Real deal: A team at Facebook Reality Labs created 18 “sample spaces” through a program known as Replica. The idea is for AI agents to learn about real-world objects through exploration and practice. In theory, this could make chatbots and robots smarter, and it could make it possible to manipulate VR in powerful ways. But the virtual spaces need to be extremely lifelike for this to be transferable to the real world.

Mirror world: The environments were created by mapping real offices and homes using a high-definition 3D camera rig. The researchers also developed new software to deal with reflections, which can easily confuse such scanning systems. Whereas other simulation engines run at around 50 to 100 frames per second, Facebook says AI Habitat runs at over 10,000 frames per second, which makes it possible to test AI agents rapidly.
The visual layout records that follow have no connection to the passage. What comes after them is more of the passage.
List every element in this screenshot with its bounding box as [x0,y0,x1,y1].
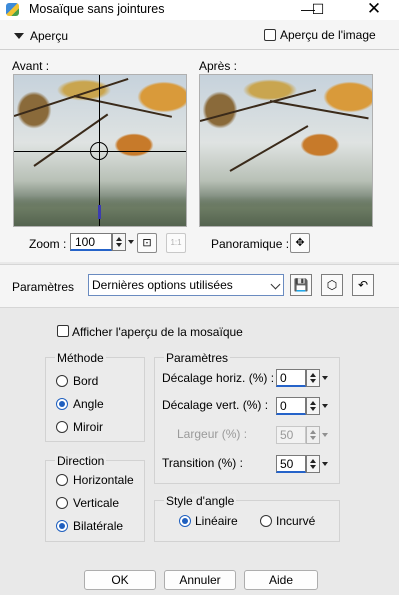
transition-input[interactable]: 50 [276,455,306,473]
method-radio-miroir[interactable] [56,421,68,433]
zoom-fit-button[interactable]: ⊡ [137,233,157,253]
method-radio-angle[interactable] [56,398,68,410]
corner-label-incurve[interactable]: Incurvé [276,514,315,528]
image-preview-label[interactable]: Aperçu de l'image [280,28,376,42]
pan-label: Panoramique : [211,237,290,251]
parameters-group: Paramètres Décalage horiz. (%) : 0 Décal… [154,351,340,484]
horiz-offset-input[interactable]: 0 [276,369,306,387]
help-button[interactable]: Aide [244,570,318,590]
zoom-dropdown-icon[interactable] [126,233,136,251]
zoom-label: Zoom : [29,237,67,251]
presets-label: Paramètres [12,280,75,294]
horiz-offset-spinner[interactable] [306,369,320,387]
method-label-bord[interactable]: Bord [73,374,98,388]
method-label-angle[interactable]: Angle [73,397,104,411]
preset-select-value: Dernières options utilisées [92,278,233,292]
preview-section-label[interactable]: Aperçu [30,29,68,43]
before-preview-image[interactable] [13,74,187,227]
title-bar: Mosaïque sans jointures — ☐ ✕ [0,0,399,20]
corner-radio-lineaire[interactable] [179,515,191,527]
maximize-button[interactable]: ☐ [300,0,336,20]
method-label-miroir[interactable]: Miroir [73,420,103,434]
corner-style-group: Style d'angle Linéaire Incurvé [154,494,340,542]
vert-offset-input[interactable]: 0 [276,397,306,415]
corner-radio-incurve[interactable] [260,515,272,527]
direction-label-bilaterale[interactable]: Bilatérale [73,519,123,533]
direction-label-verticale[interactable]: Verticale [73,496,119,510]
window-title: Mosaïque sans jointures [29,2,165,16]
chevron-down-icon [270,279,281,290]
resource-manager-button[interactable]: ⬡ [321,274,343,296]
zoom-spinner[interactable] [112,233,126,251]
cube-icon: ⬡ [326,278,338,292]
before-label: Avant : [12,59,50,73]
width-label: Largeur (%) : [177,427,248,441]
seam-marker [98,205,101,219]
zoom-actual-size-button: 1:1 [166,233,186,253]
transition-spinner[interactable] [306,455,320,473]
crosshair-center-handle[interactable] [90,142,108,160]
width-dropdown-icon [320,426,330,444]
method-radio-bord[interactable] [56,375,68,387]
close-button[interactable]: ✕ [356,0,392,20]
preview-area: Avant : Après : Zoom : 100 ⊡ 1:1 Panoram… [0,50,399,262]
image-preview-checkbox[interactable] [264,29,276,41]
method-group: Méthode Bord Angle Miroir [45,351,145,442]
reset-button[interactable]: ↶ [352,274,374,296]
after-preview-image [199,74,373,227]
zoom-input[interactable]: 100 [70,233,112,251]
method-group-title: Méthode [55,351,106,365]
vert-offset-dropdown-icon[interactable] [320,397,330,415]
preset-select[interactable]: Dernières options utilisées [88,274,284,296]
direction-group: Direction Horizontale Verticale Bilatéra… [45,454,145,542]
save-preset-button[interactable]: 💾 [290,274,312,296]
direction-radio-bilaterale[interactable] [56,520,68,532]
direction-label-horizontale[interactable]: Horizontale [73,473,134,487]
app-logo-icon [6,3,19,16]
mosaic-preview-label[interactable]: Afficher l'aperçu de la mosaïque [72,325,243,339]
pan-button[interactable]: ✥ [290,233,310,253]
reset-icon: ↶ [357,278,369,292]
width-input: 50 [276,426,306,444]
corner-style-title: Style d'angle [164,494,237,508]
transition-label: Transition (%) : [162,456,243,470]
ok-button[interactable]: OK [84,570,156,590]
direction-group-title: Direction [55,454,107,468]
preview-header: Aperçu Aperçu de l'image [0,20,399,50]
direction-radio-horizontale[interactable] [56,474,68,486]
direction-radio-verticale[interactable] [56,497,68,509]
after-label: Après : [199,59,238,73]
presets-row: Paramètres Dernières options utilisées 💾… [0,264,399,308]
horiz-offset-label: Décalage horiz. (%) : [162,371,275,385]
parameters-group-title: Paramètres [164,351,231,365]
horiz-offset-dropdown-icon[interactable] [320,369,330,387]
cancel-button[interactable]: Annuler [164,570,236,590]
vert-offset-label: Décalage vert. (%) : [162,398,269,412]
save-icon: 💾 [293,278,309,292]
width-spinner [306,426,320,444]
mosaic-preview-checkbox[interactable] [57,325,69,337]
vert-offset-spinner[interactable] [306,397,320,415]
corner-label-lineaire[interactable]: Linéaire [195,514,238,528]
collapse-arrow-icon[interactable] [14,33,24,39]
transition-dropdown-icon[interactable] [320,455,330,473]
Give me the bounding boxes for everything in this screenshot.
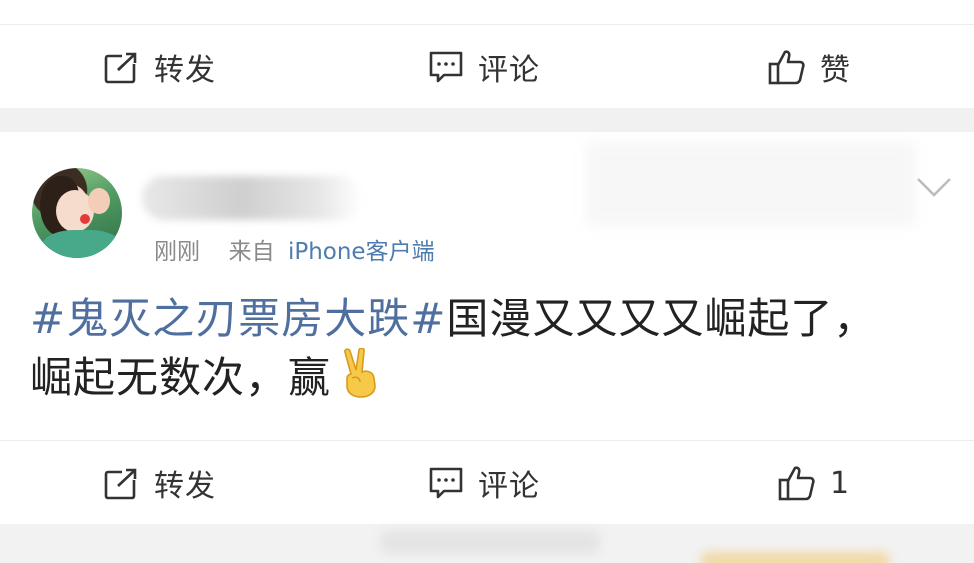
victory-hand-emoji [344,348,376,398]
blurred-region [380,530,600,554]
comment-button[interactable]: 评论 [428,441,540,525]
comment-label: 评论 [478,53,540,88]
comment-button[interactable]: 评论 [428,25,540,109]
post-from-prefix: 来自 [228,239,275,265]
weibo-feed: 转发 评论 赞 刚刚 来自 iPhone客户端 #鬼灭之刃票房大跌#国漫又又又又… [0,0,974,563]
post-meta: 刚刚 来自 iPhone客户端 [154,232,435,266]
avatar[interactable] [32,168,122,258]
post-text-line1: 国漫又又又又崛起了， [446,294,877,343]
share-icon [104,50,140,84]
post-time: 刚刚 [154,239,200,265]
post-content: #鬼灭之刃票房大跌#国漫又又又又崛起了， 崛起无数次，赢 [30,290,950,407]
like-button[interactable]: 赞 [768,25,851,109]
post-action-bar: 转发 评论 1 [0,440,974,525]
blurred-region [700,552,890,563]
chevron-down-icon[interactable] [916,176,952,198]
hashtag-link[interactable]: #鬼灭之刃票房大跌# [30,294,446,343]
comment-icon [429,467,463,499]
blurred-region [586,142,916,226]
repost-label: 转发 [154,469,216,504]
like-label: 赞 [820,53,851,88]
thumbs-up-icon [778,466,815,501]
post-source-client[interactable]: iPhone客户端 [288,239,435,265]
username-blurred[interactable] [142,176,362,220]
repost-button[interactable]: 转发 [104,441,216,525]
post-text-line2: 崛起无数次，赢 [30,353,332,402]
thumbs-up-icon [768,50,805,85]
comment-icon [429,51,463,83]
feed-divider [0,108,974,132]
previous-post-action-bar: 转发 评论 赞 [0,24,974,109]
repost-button[interactable]: 转发 [104,25,216,109]
like-count: 1 [830,465,851,501]
like-button[interactable]: 1 [778,441,850,525]
repost-label: 转发 [154,53,216,88]
comment-label: 评论 [478,469,540,504]
share-icon [104,466,140,500]
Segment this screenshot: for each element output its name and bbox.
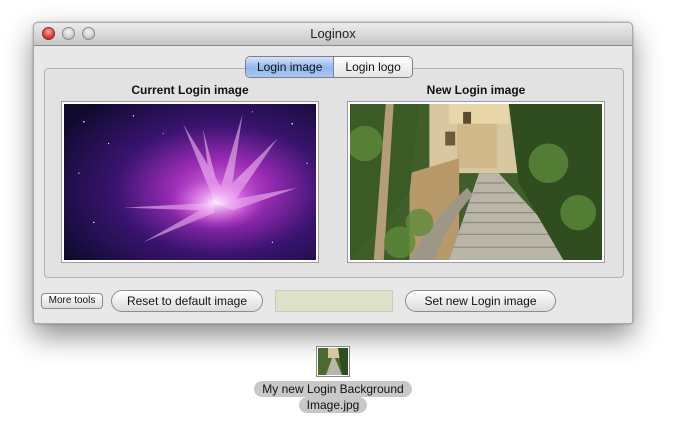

Home alone: These virtual spaces can be loaded into a new environment called AI Habitat, inside which AI programs can explore and learn. The algorithms will first be trained to recognize objects in different settings. But over time they should build some common-sense understanding about the conventions of the physical world—like the fact that tables typically support other objects.

Uncommon sense: A lack of common sense is a glaring problem for today’s AI systems. Unlike a person, a chatbot or robot cannot rely on an understanding of the world—things like physics, logic, and social norms—to figure out the intent of an ambiguous command. The complexity and ambiguity of language makes this situation all too common.